Edizioni Illustrate

di

     

In questo duplice senso, così cogliendone l’essenza, possiamo dire che Piero Guccione ha «strologato» immagini dal Gattopardo: come dalla volta notturna che don Fabrizio contempla e che una di queste immagini rende con misteriosa e ineffabile profondità. Ed è da dire che nella storia del libro illustrato, delle interpretazioni in immagini di opere letterarie, non molti esempi abbiamo di così stretta congenialità, di così immediata e sottile affinità, paragonabili a questo incontro del siciliano Guccione col romanzo del siciliano Tomasi: onirico incontro, su una irredimibile realtà.

L. Sciascia, Guccione e “Il gattopardo” (1989)
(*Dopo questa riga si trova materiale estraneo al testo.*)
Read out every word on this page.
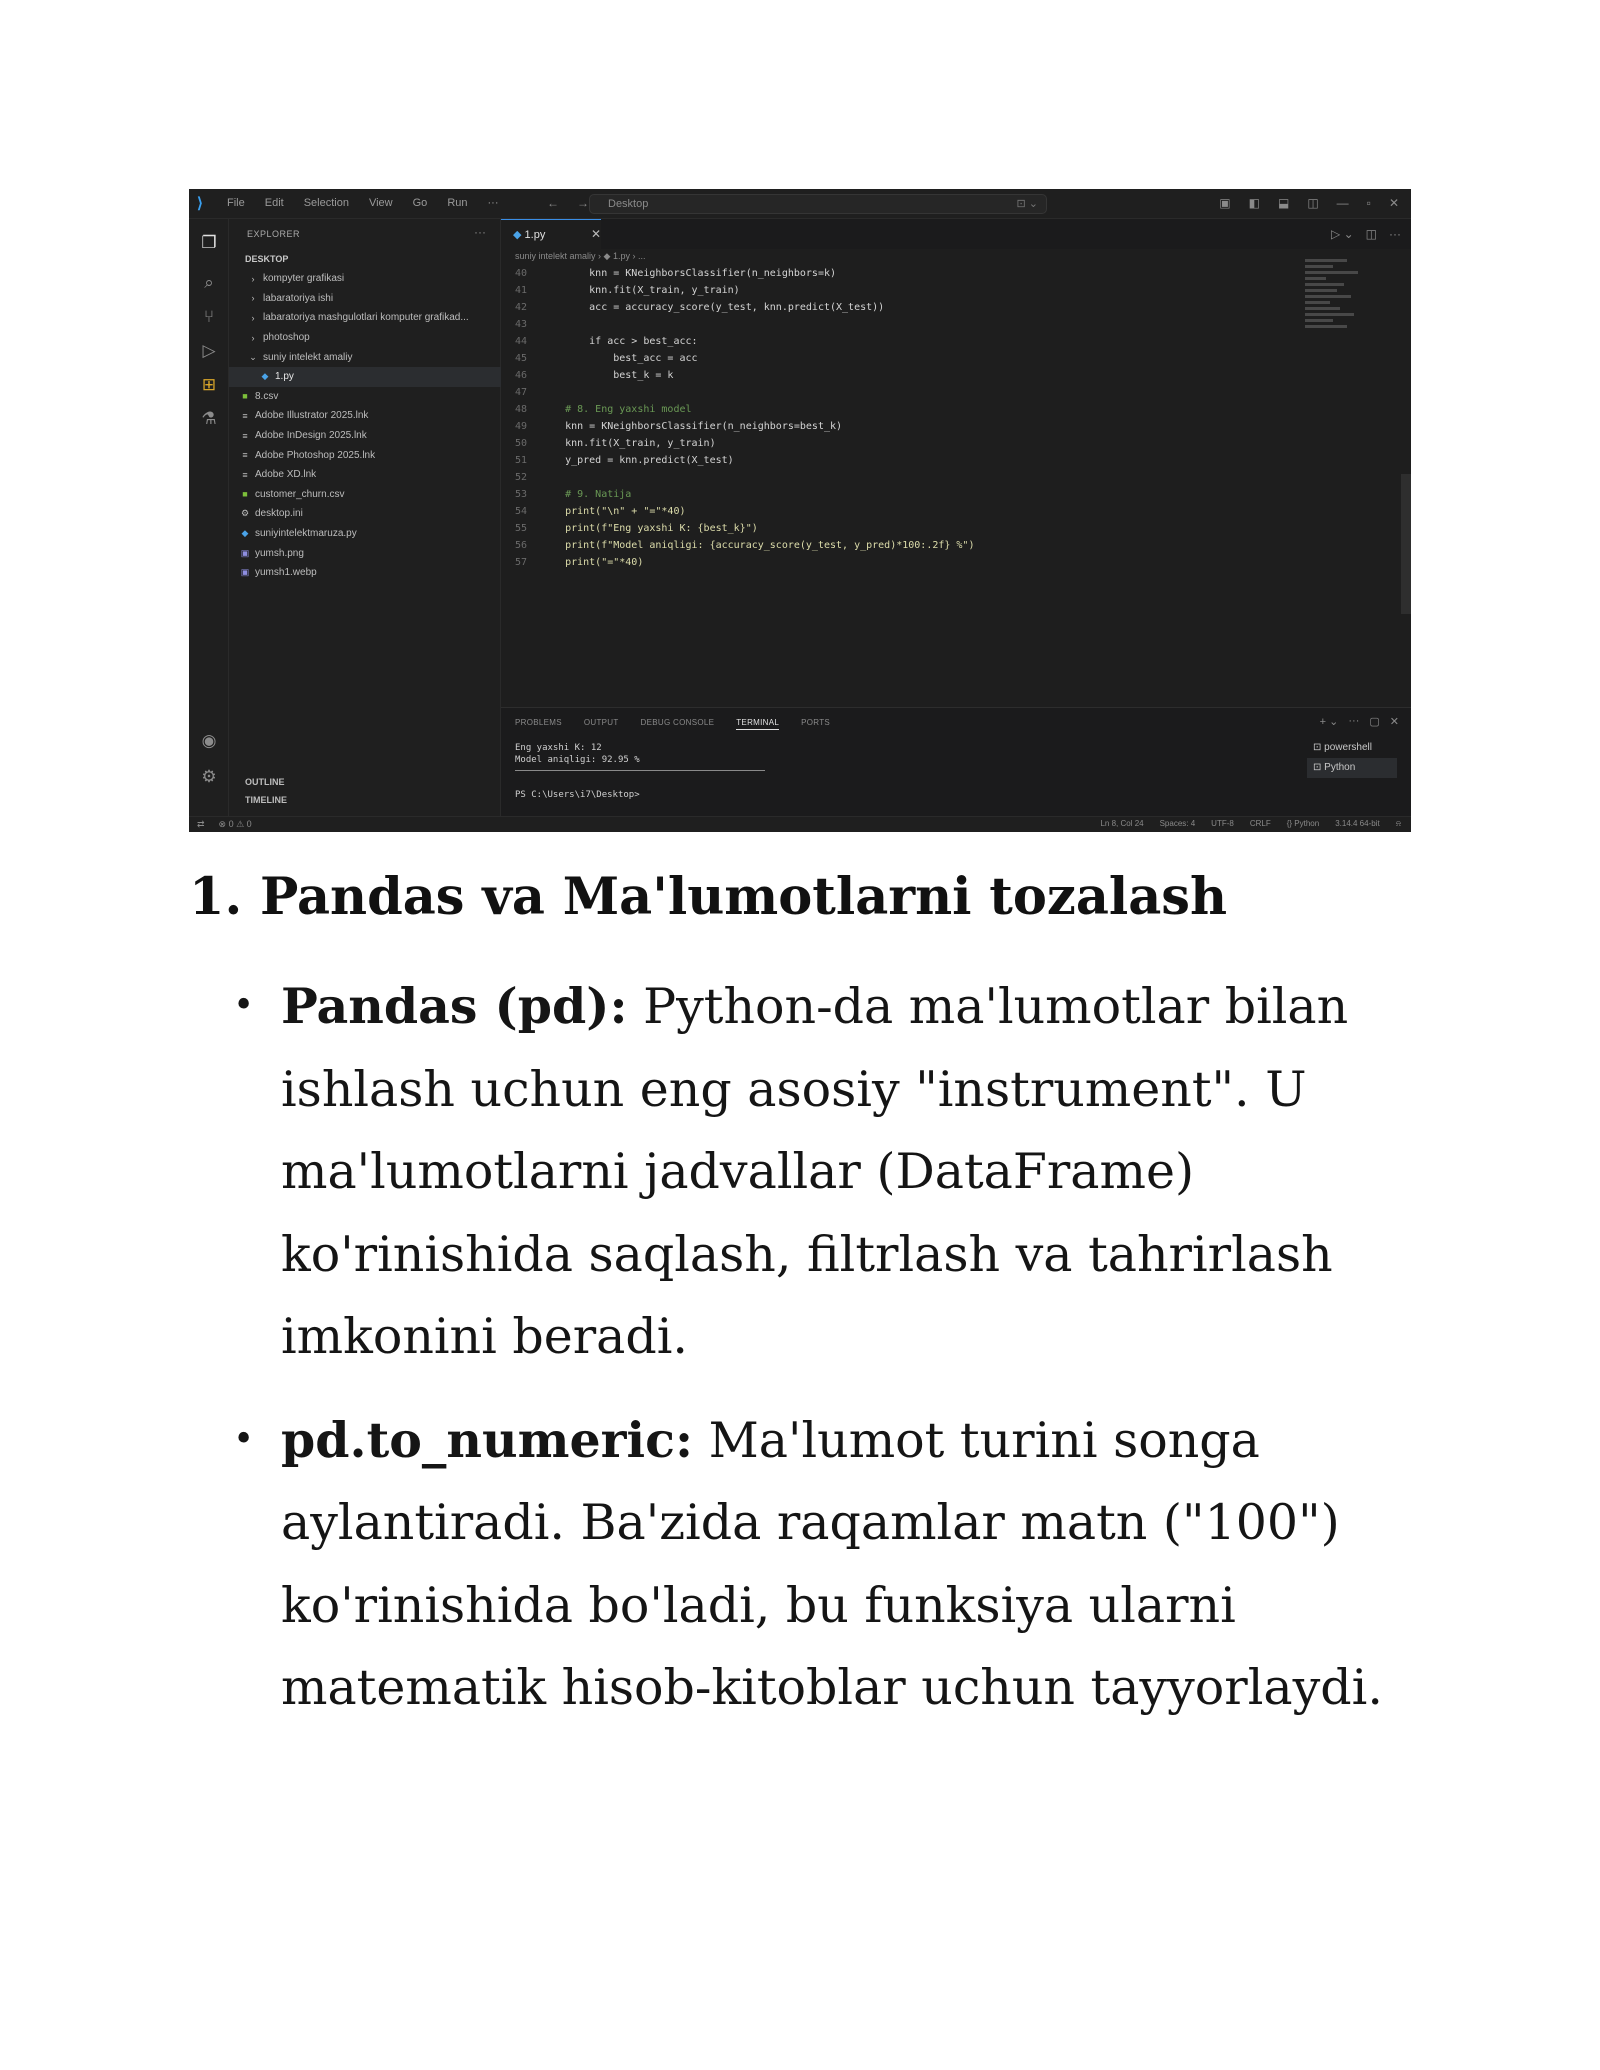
⟩	File Edit Selection View Go Run ···	← →	Desktop	⊡ ⌄	▣ ◧ ⬓ ◫ — ▫ ✕
❐
⌕
⑂
▷
⊞
⚗
◉
⚙
EXPLORER	···
DESKTOP
› kompyter grafikasi
› labaratoriya ishi
› labaratoriya mashgulotlari komputer grafikad...
› photoshop
⌄ suniy intelekt amaliy
◆ 1.py
■ 8.csv
≡ Adobe Illustrator 2025.lnk
≡ Adobe InDesign 2025.lnk
≡ Adobe Photoshop 2025.lnk
≡ Adobe XD.lnk
■ customer_churn.csv
⚙ desktop.ini
◆ suniyintelektmaruza.py
▣ yumsh.png
▣ yumsh1.webp
OUTLINE
TIMELINE
◆ 1.py	✕	▷ ⌄ ◫ ···
suniy intelekt amaliy › ◆ 1.py › ...
40	knn = KNeighborsClassifier(n_neighbors=k)
41	knn.fit(X_train, y_train)
42	acc = accuracy_score(y_test, knn.predict(X_test))
43
44	if acc > best_acc:
45	best_acc = acc
46	best_k = k
47
48	# 8. Eng yaxshi model
49	knn = KNeighborsClassifier(n_neighbors=best_k)
50	knn.fit(X_train, y_train)
51	y_pred = knn.predict(X_test)
52
53	# 9. Natija
54	print("\n" + "="*40)
55	print(f"Eng yaxshi K: {best_k}")
56	print(f"Model aniqligi: {accuracy_score(y_test, y_pred)*100:.2f} %")
57	print("="*40)
PROBLEMS	OUTPUT	DEBUG CONSOLE	TERMINAL	PORTS	+ ⌄ ··· ▢ ✕
Eng yaxshi K: 12
Model aniqligi: 92.95 %
PS C:\Users\i7\Desktop>
⊡ powershell
⊡ Python
⇄ ⊗ 0 ⚠ 0	Ln 8, Col 24 Spaces: 4 UTF-8 CRLF {} Python 3.14.4 64-bit ⍾
1. Pandas va Ma'lumotlarni tozalash
• Pandas (pd): Python-da ma'lumotlar bilan ishlash uchun eng asosiy "instrument". U ma'lumotlarni jadvallar (DataFrame) ko'rinishida saqlash, filtrlash va tahrirlash imkonini beradi.
• pd.to_numeric: Ma'lumot turini songa aylantiradi. Ba'zida raqamlar matn ("100") ko'rinishida bo'ladi, bu funksiya ularni matematik hisob-kitoblar uchun tayyorlaydi.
Se riguardo all’annosa quaestio degli adattamenti cinematografici dei suoi romanzi Sciascia molto acutamente propende non tanto per la traduzione letterale quanto per la fedeltà «allo spirito, all’idea» (La Sicilia nel cinema), analogamente a proposito dell’illustrazione dei libri egli parla di «congenialità» e «affinità». A dispetto di ogni considerazione agonica del rapporto fra parole e immagini, lo scrittore ritiene che le illustrazioni di un romanzo, al di là del valore estetico che può rendere il libro un «bellissimo oggetto», possano realizzare talvolta un «non casuale rapporto tra uno scrittore e un artista». La prima edizione delle poesie sciasciane, pubblicate dall’editore Bardi nel 1952 e accompagnate da cinque disegni di Emilio Greco, oppure le acqueforti realizzate da Bruno Caruso per l’edizione del Mare colore del vino del 1984, sono soltanto due esempi delle varie edizioni illustrate a tiratura limitata delle opere sciasciane. Del resto, la predilezione di Sciascia per artisti e grandi illustratori come Bruno Caruso e Fabrizio Clerici non è casuale. D’altro canto, per uno come Sciascia, «che sta più vicino ai libri che alle pitture», l’accostamento di uno scrittore allo stile figurativo di un artista è vòlto alla ricerca di una «chiave per leggere la pittura». Ciò è evidente nel caso di Santo Marino (che «sarebbe ottimo illustratore dei libri di Verga»), per il quale Sciascia evoca l’affinità etica con la visione del mondo dell’autore dei Malavoglia, e nel caso di Guttuso, che egli vede sotto una «luce verghiana come personaggio sconfitto nel momento stesso in cui vince». E la ‘chiave letteraria’ viene proposta ancora quando Sciascia scopre una qualche coloritura brancatiana nei quadri del catanese Jean Calogero; quando coglie una più improbabile analogia nella pittura fantastica e surreale di Giuseppe Modica con lo «storico visionario» Michele Amari; e infine quando individua una sorta di ‘funzione Stendhal’ che accomuna artisti come Clerici, Savinio e Tranchino.

Il rapporto in realtà è reversibile; basti pensare alle illustrazioni realizzate da Piero Guccione per l’edizione americana del Gattopardo (1988) con la prefazione di Sciascia, che sembra rivedere il suo giudizio sul capolavoro di Lampedusa alla luce dei pastelli «di straordinaria intensità e suggestione» che inducono a una «rilettura del romanzo con una disposizione d’animo più serena». Essi rappresentano in qualche caso un momento fondamentale del Gattopardo (il dialogo notturno del principe con il cielo stellato, la meravigliosa scena del valzer, «una vibrante immagine delle cose mistiche, appartenente all’atroce misticismo degli antenati»), ma per lo più eleggono a protagonista dell’intera vicenda il paesaggio siciliano, «sollecitano e propongono una interpretazione che, partendo dal paesaggio, arriva alla storia e alla visione della vita». I pastelli di Guccione sembrano isolare un frammento del romanzo («sotto la luce di cenere, il paesaggio sobbalzava, irredimibile») che, attraverso l’abile pennello del maestro, capace di rendere le molteplici variazioni di quella «luce di cenere», diventa chiave di ri-lettura della Weltanschauung contenuta nelle pagine del Gattopardo. In altri termini la luce dipinta da Guccione (e mai da altri, secondo Sciascia), da «fatto visivo […] diventa giudizio morale e storico» allo stesso modo in cui l’irredimibilità del paesaggio «da visione si trasforma in giudizio sopra l’uomo siciliano, sopra l’immutabile violenza delle sue passioni, sopra il suo delirante amore di se stesso».